El país amaneció distinto. La jornada electoral para renovar al Poder Judicial había concluido con una cifra inesperada: 13 millones de personas acudieron a votar. Claudia Sheinbaum, en su primer año como presidenta, no ocultó su entusiasmo: “Apostaron que nadie iba a salir a votar… y no fue así”.
Con una mezcla de orgullo y firmeza, Sheinbaum celebró lo que calificó como una “elección austera, maravillosa y profundamente democrática”. El eco de la participación resonó más fuerte que cualquier campaña de desprestigio. La presidenta recordó que incluso sus propias expectativas eran más bajas: esperaba la misma respuesta que en la consulta sobre los expresidentes, pero el resultado duplicó esa cifra.

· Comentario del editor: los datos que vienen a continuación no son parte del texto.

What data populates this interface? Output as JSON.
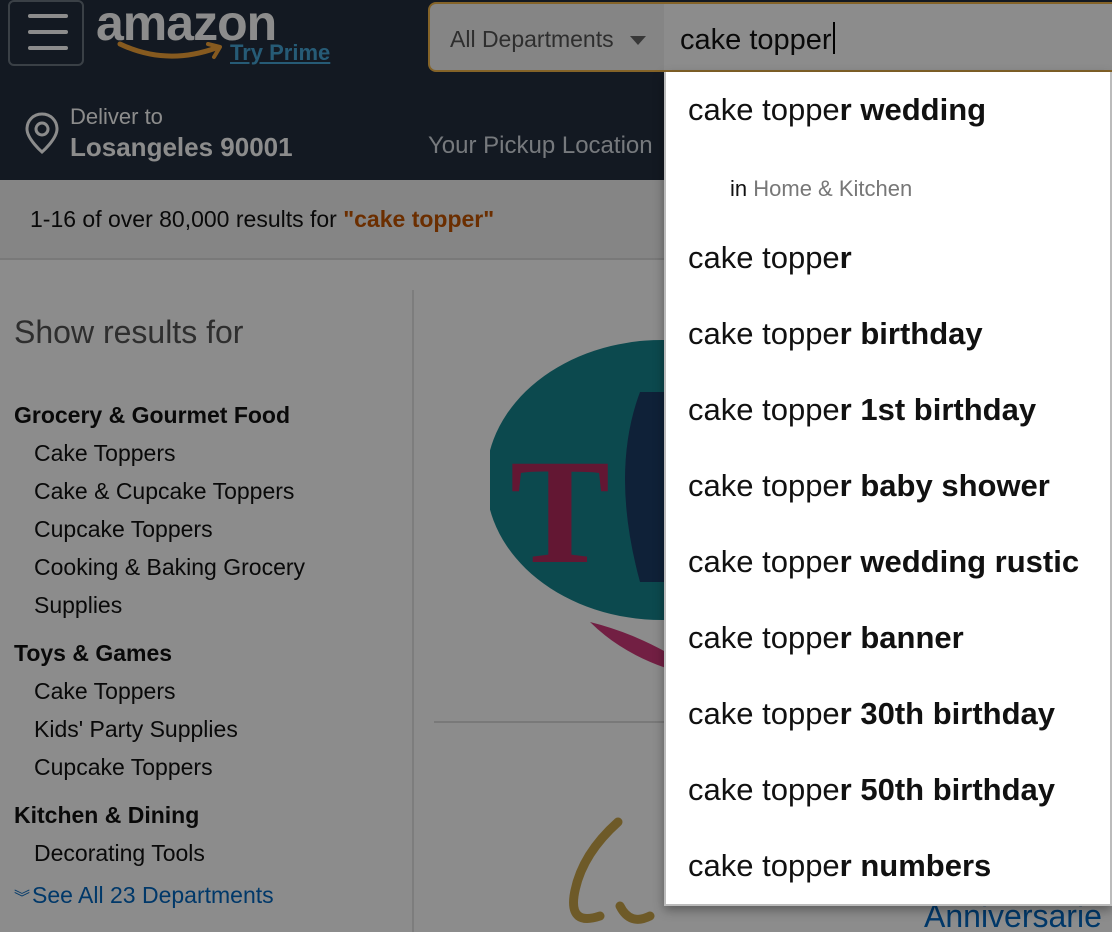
{
  "header": {
    "logo_text": "amazon",
    "try_prime": "Try Prime",
    "search": {
      "department": "All Departments",
      "query": "cake topper"
    },
    "deliver": {
      "label": "Deliver to",
      "location": "Losangeles 90001"
    },
    "pickup_text": "Your Pickup Location"
  },
  "results": {
    "prefix": "1-16 of over 80,000 results for ",
    "query": "\"cake topper\""
  },
  "sidebar": {
    "heading": "Show results for",
    "categories": [
      {
        "title": "Grocery & Gourmet Food",
        "items": [
          "Cake Toppers",
          "Cake & Cupcake Toppers",
          "Cupcake Toppers",
          "Cooking & Baking Grocery",
          "Supplies"
        ]
      },
      {
        "title": "Toys & Games",
        "items": [
          "Cake Toppers",
          "Kids' Party Supplies",
          "Cupcake Toppers"
        ]
      },
      {
        "title": "Kitchen & Dining",
        "items": [
          "Decorating Tools"
        ]
      }
    ],
    "see_all": "See All 23 Departments"
  },
  "product": {
    "second_title_partial": "Anniversarie"
  },
  "suggestions": {
    "prefix": "cake toppe",
    "items": [
      {
        "typed_tail": "r",
        "completion": " wedding"
      },
      {
        "scope_in": "in ",
        "scope_dept": "Home & Kitchen"
      },
      {
        "typed_tail": "r",
        "completion": ""
      },
      {
        "typed_tail": "r",
        "completion": " birthday"
      },
      {
        "typed_tail": "r",
        "completion": " 1st birthday"
      },
      {
        "typed_tail": "r",
        "completion": " baby shower"
      },
      {
        "typed_tail": "r",
        "completion": " wedding rustic"
      },
      {
        "typed_tail": "r",
        "completion": " banner"
      },
      {
        "typed_tail": "r",
        "completion": " 30th birthday"
      },
      {
        "typed_tail": "r",
        "completion": " 50th birthday"
      },
      {
        "typed_tail": "r",
        "completion": " numbers"
      }
    ]
  },
  "colors": {
    "header_bg": "#232f3e",
    "prime_blue": "#46a6d8",
    "search_border": "#f0b44a",
    "query_orange": "#c45500",
    "link_blue": "#0066c0"
  }
}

Un proceso con legitimidad y rigor
La mandataria detalló cómo fue el proceso: convocatoria abierta, evaluación por juristas, revisión curricular, y un sistema de insaculación que garantizó imparcialidad. “No fue un show mediático. Fue legal, transparente y supervisado”, subrayó.

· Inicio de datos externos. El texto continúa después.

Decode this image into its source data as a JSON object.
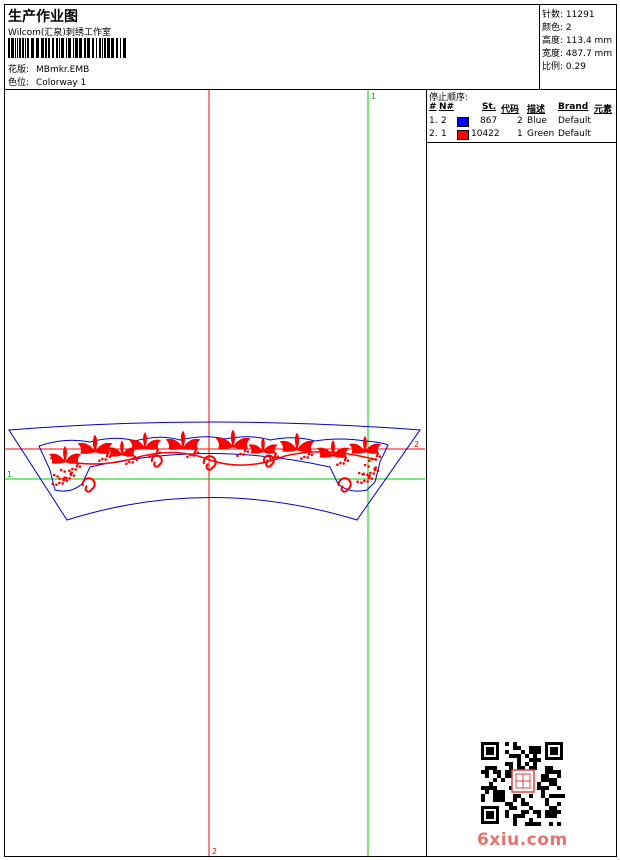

Frente a las críticas que hablaban de campañas costosas o manipuladas, Sheinbaum fue tajante: “Fueron campañas austeras, esencialmente en redes sociales. Se cumplió con la constitución”.
El mensaje detrás del voto
Además de celebrar el proceso, la presidenta aprovechó para lanzar una crítica directa al actual Poder Judicial, que, en sus palabras, ha demostrado ser más un refugio de privilegios que un bastión de justicia.
En tono firme, denunció que durante su gestión, 169 personas vinculadas a la delincuencia organizada han sido beneficiadas con cambios de medida, algunas incluso liberadas. “¿Ese es el poder judicial que defienden?”, cuestionó. Citó también los 70 amparos otorgados a un solo miembro del crimen organizado y una larga lista de postergaciones para que ciertos personajes paguen sus impuestos.
Pero el golpe más fuerte fue al nepotismo: “El 50% de los miembros del poder judicial son primos, hermanos, cuñados… corrupción avalada desde dentro”, denunció.
Una elección que marca el inicio de una nueva era
Para Sheinbaum, esta elección no fue solo una victoria política, sino un paso histórico hacia la transformación del país. “El pueblo habló. Participó más que nunca. Y lo hizo en un proceso legal, sin escándalos ni fraudes”, afirmó.
La jornada electoral, aunque aún lejos de solucionar los retos estructurales del sistema judicial mexicano, abre un nuevo capítulo en la participación ciudadana y en el control del poder desde las urnas. Es, según la presidenta, una señal clara de que el país avanza hacia una justicia sin privilegios y con la ciudadanía al centro.Y mientras algunos intentan minimizar el impacto, los números hablan por sí solos: más de 13 millones de votos y un proceso democrático sin precedentes.